Filipino activists hold candles during a protest vigil supporting former President Rodrigo Duterte’s arrest by the International Criminal Court, in Quezon City, Metro Manila, Philippines, on Tuesday.
Credit...Peter Blaza/Reuters

Duterte’s Arrest Shows Power and Limits of the International Criminal Court

The arrest represents a significant victory for the I.C.C., but only a narrow set of circumstances made it possible.

by · NY Times

The police in the Philippines arrested Rodrigo Duterte, the country’s former president, on Tuesday on charges of crimes against humanity under a warrant by the International Criminal Court.

While in office, Mr. Duterte encouraged the police to hunt down and kill people whom they suspected of being involved in the illegal drug trade. Human rights groups say that more than 30,000 people were killed in extrajudicial executions.

The arrest represents a significant victory for the I.C.C., an independent judicial body that investigates and tries people accused of genocide, war crimes, crimes against humanity and the crime of aggression from its base in The Hague.

But Mr. Duterte’s arrest also shows the limits of the court’s power: Although its jurisdiction is sweeping, the court cannot carry out arrests on its own. It relies on the cooperation of national governments to execute its warrants, which leaves it at the mercy of domestic politics.

Arresting Mr. Duterte was possible because he was out of office and politically weakened. By contrast, there appears to be essentially no chance that the I.C.C. arrest warrants for President Vladimir V. Putin of Russia or Prime Minister Benjamin Netanyahu of Israel will be carried out anytime soon.

On paper, the I.C.C. has the ability to order the arrest of anyone who is alleged to have committed a crime listed in the Rome Statute, the 1998 treaty that established the court, and who is either a national of an I.C.C. member state or committed the crime on the territory of one. Even sitting leaders are not immune from prosecution — a notable departure from the usual rules of international law. (Mr. Duterte withdrew the Philippines from the court during his presidency, but a panel of I.C.C. judges found that the court still has jurisdiction because his alleged crimes took place before that withdrawal.)

But in practice, the court has little to no ability to go after sitting leaders, or people under their protection.

Mr. Duterte may have expected to be protected by his successor, Ferdinand Marcos Jr., who initially pledged to shield him from international inquiry. But then Mr. Duterte’s family — especially his daughter Sara Duterte, who is vice president — had a dramatic falling out with Mr. Marcos (Ms. Duterte said she wanted to cut Mr. Marcos’s head off and threatened to dig up the body of his dead father and throw it into the ocean).

As the relationship deteriorated, so did Mr. Duterte’s protection from the international court. Mr. Marcos began allowing I.C.C. investigators into the country.

Experts say this narrow set of circumstances created a way for the I.C.C. to act.

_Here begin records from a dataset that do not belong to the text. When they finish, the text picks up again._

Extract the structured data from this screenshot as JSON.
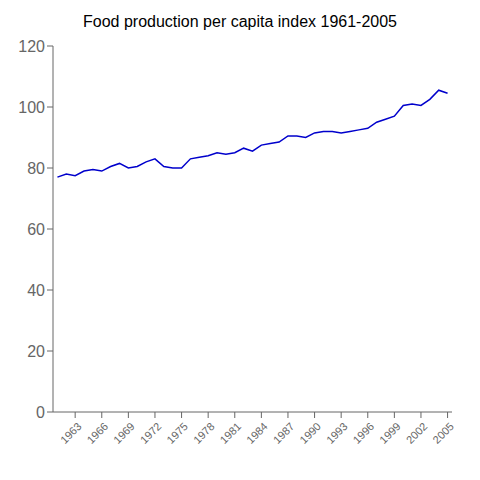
{
  "chart_data": {
    "type": "line",
    "title": "Food production per capita index 1961-2005",
    "x": [
      1961,
      1962,
      1963,
      1964,
      1965,
      1966,
      1967,
      1968,
      1969,
      1970,
      1971,
      1972,
      1973,
      1974,
      1975,
      1976,
      1977,
      1978,
      1979,
      1980,
      1981,
      1982,
      1983,
      1984,
      1985,
      1986,
      1987,
      1988,
      1989,
      1990,
      1991,
      1992,
      1993,
      1994,
      1995,
      1996,
      1997,
      1998,
      1999,
      2000,
      2001,
      2002,
      2003,
      2004,
      2005
    ],
    "values": [
      77.0,
      78.0,
      77.5,
      79.0,
      79.5,
      79.0,
      80.5,
      81.5,
      80.0,
      80.5,
      82.0,
      83.0,
      80.5,
      80.0,
      80.0,
      83.0,
      83.5,
      84.0,
      85.0,
      84.5,
      85.0,
      86.5,
      85.5,
      87.5,
      88.0,
      88.5,
      90.5,
      90.5,
      90.0,
      91.5,
      92.0,
      92.0,
      91.5,
      92.0,
      92.5,
      93.0,
      95.0,
      96.0,
      97.0,
      100.5,
      101.0,
      100.5,
      102.5,
      105.5,
      104.5
    ],
    "color": "#0000CC",
    "xlim": [
      1960.5,
      2005.5
    ],
    "xticks": [
      1963,
      1966,
      1969,
      1972,
      1975,
      1978,
      1981,
      1984,
      1987,
      1990,
      1993,
      1996,
      1999,
      2002,
      2005
    ],
    "ylim": [
      0,
      120
    ],
    "yticks": [
      0,
      20,
      40,
      60,
      80,
      100,
      120
    ],
    "grid": false
  }
}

“We can’t expect a new institution to substantially counteract the operation of power, or real entrenched interests of powerful actors,” said Kate Cronin-Furman, a professor at University College London who studies accountability for mass atrocities. “But what we do hope that they’ll do is adjust things along the margins, and over time shift things toward a more just world.”

“In the absence of the I.C.C., Duterte probably happily lives out his life, responsible for the massacre of thousands,” she added.

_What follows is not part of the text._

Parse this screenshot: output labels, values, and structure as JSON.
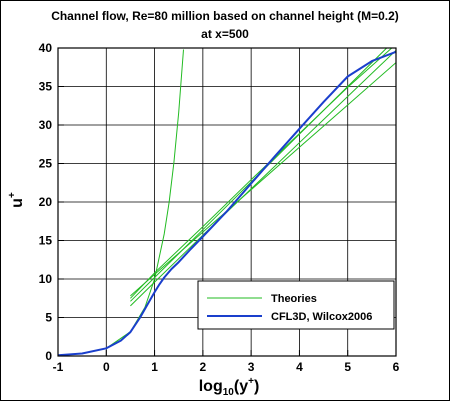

Most of the outstanding I.C.C. arrest warrants have not gone the same way. Many of the court’s most high-profile warrants have not resulted in arrests, including the cases of Mr. Putin and Mr. Netanyahu.

For political leaders who are targeted by the I.C.C., the power of their offices can often be enough to protect them from arrest. But with Mr. Duterte as a notable example, that dynamic creates an additional incentive for them to stay in office for as long as possible.